Nun hat auch die FDP wie viele andere aus dem bürgerlichen Spektrum die Demonstration ebenfalls nicht unterstützt.

Wagenknechts Intervention – Taktik oder Fehleinschätzung

Dass der Eindruck entstanden ist, dass es in der Linken Streit um die Demonstration gibt, liegt an einer Äußerung in einem Gespräch mit Sahra Wagenknecht, die dem Aufruf von Unteilbar vorwarf, zu stark auf offene Grenzen zu setzen und damit Menschen auszuschließen, die gegen den Rassismus, aber nicht für offene Grenzen seien.

Sehr verkürzt wurde diese Aussage dann auch von Wagenknechts Konkurrenten in der Linken als Absage an das ganze Konzept von Unteilbar und gar als Grenzüberschreitung gewertet [4]. Nun ist diese Reaktion so erwartbar wie heuchlerisch.

Linke Realpolitiker, die dort mitgehen, geben sich auf einmal als Gralshüter der offenen Grenzen, die sie natürlich überall dort negieren müssen, wo sie auch nur eine Regierung anstreben. Aber sie machen es dann eben so wie ein Großteil der Demounterstützer, die von Grünen über die SPD bis zur Berliner Taxiinnung reichte. Niemand von ihnen ist bisher dadurch aufgefallen, dass sie für „Offene Grenzen“ kämpfen und sie werden es auch in Zukunft nicht tun.

Nun stellt sich die Frage: Warum können alle die politischen Kräfte problemlos die Unteilbar-Demo unterstützen und Sahra Wagenknecht hat Einwände? Haben all diese Kräfte den Demoaufruf missverstanden oder Sahra Wagenknecht? Oder war es nicht so, dass der Aufruf bewusst so gehalten war, dass dort sowohl Befürworter als auch Kritiker der offenen Grenzen mitmachen konnten.

Daher war auch das Schlagwort „Offene Gesellschaft“ dort viel mehr der zentrale Begriff. Der aber ist im Gegensatz von offenen Grenzen so vage und nichtssagend, dass sich wirklich fast alle dahinter stellen können. Die Taxi-Innung versteht darunter etwas ganz anders als eine Flüchtlingsinitiative.

Wenn Wagenknecht darauf hingewiesen und die Heuchelei von Politikern aus SPD und Grünen aufgespießt hätte, die eine Demonstration für die „Offenen Grenzen“ unterstützen und gleichzeitig die Flüchtlingsabwehr real verschärfen, wäre das auch in linken Kreisen sehr vermittelbar gewesen.
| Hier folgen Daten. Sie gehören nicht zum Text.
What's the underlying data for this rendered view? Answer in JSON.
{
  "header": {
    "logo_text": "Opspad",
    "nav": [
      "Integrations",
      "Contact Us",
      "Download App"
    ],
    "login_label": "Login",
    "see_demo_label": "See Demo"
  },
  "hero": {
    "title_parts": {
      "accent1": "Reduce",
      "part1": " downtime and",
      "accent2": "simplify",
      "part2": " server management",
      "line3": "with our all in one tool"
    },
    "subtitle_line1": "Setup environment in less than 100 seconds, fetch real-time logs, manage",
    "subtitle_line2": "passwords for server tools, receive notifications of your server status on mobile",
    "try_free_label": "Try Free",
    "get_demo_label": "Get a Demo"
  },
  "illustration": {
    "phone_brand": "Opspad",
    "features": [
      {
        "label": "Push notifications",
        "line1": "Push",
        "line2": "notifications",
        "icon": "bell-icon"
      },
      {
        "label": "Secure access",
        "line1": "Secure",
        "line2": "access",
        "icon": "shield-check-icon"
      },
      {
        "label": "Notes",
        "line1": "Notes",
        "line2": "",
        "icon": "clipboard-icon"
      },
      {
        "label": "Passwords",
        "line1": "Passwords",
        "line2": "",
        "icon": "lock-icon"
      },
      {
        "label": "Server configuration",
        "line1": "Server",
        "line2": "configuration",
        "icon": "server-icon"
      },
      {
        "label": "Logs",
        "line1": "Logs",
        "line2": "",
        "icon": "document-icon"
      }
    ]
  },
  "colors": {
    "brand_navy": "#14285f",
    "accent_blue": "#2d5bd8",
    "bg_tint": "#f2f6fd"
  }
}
Doch das hat Wagenknecht nicht gemacht, sondern eben der Demonstration die Forderung nach offenen Grenzen untergeschoben, die dort bewusst so nicht formuliert wurde. So konnte es scheinen, als stünde sie mit ihrer Kritik rechts von SPD und Grünen und bekam dann dafür von AfD-Politikern Beifall. Die medienerfahrene Politikerin dürften diese Reaktionen nicht überrascht haben. Daher stellt sich die Frage, war es eine politische Fehleinschätzung oder eine bewusste Taktik und welche wäre das.

Aufstehen – wohin geht’s?

Dabei muss an ihre paradoxe Doppelrolle als wichtige Stimme von „Aufstehen“ und Fraktionsvorsitzende der Linken erinnert werden, einer Partei die im Vorstand mehrheitlich die neue Bewegung nicht mitträgt. Dabei muss es zu Querelen kommen. Wenn dann noch persönliche Animositäten und Machtkämpfe dazukommen und darum geht es in jeder Partei, kann es schnell zu Brüchen kommen.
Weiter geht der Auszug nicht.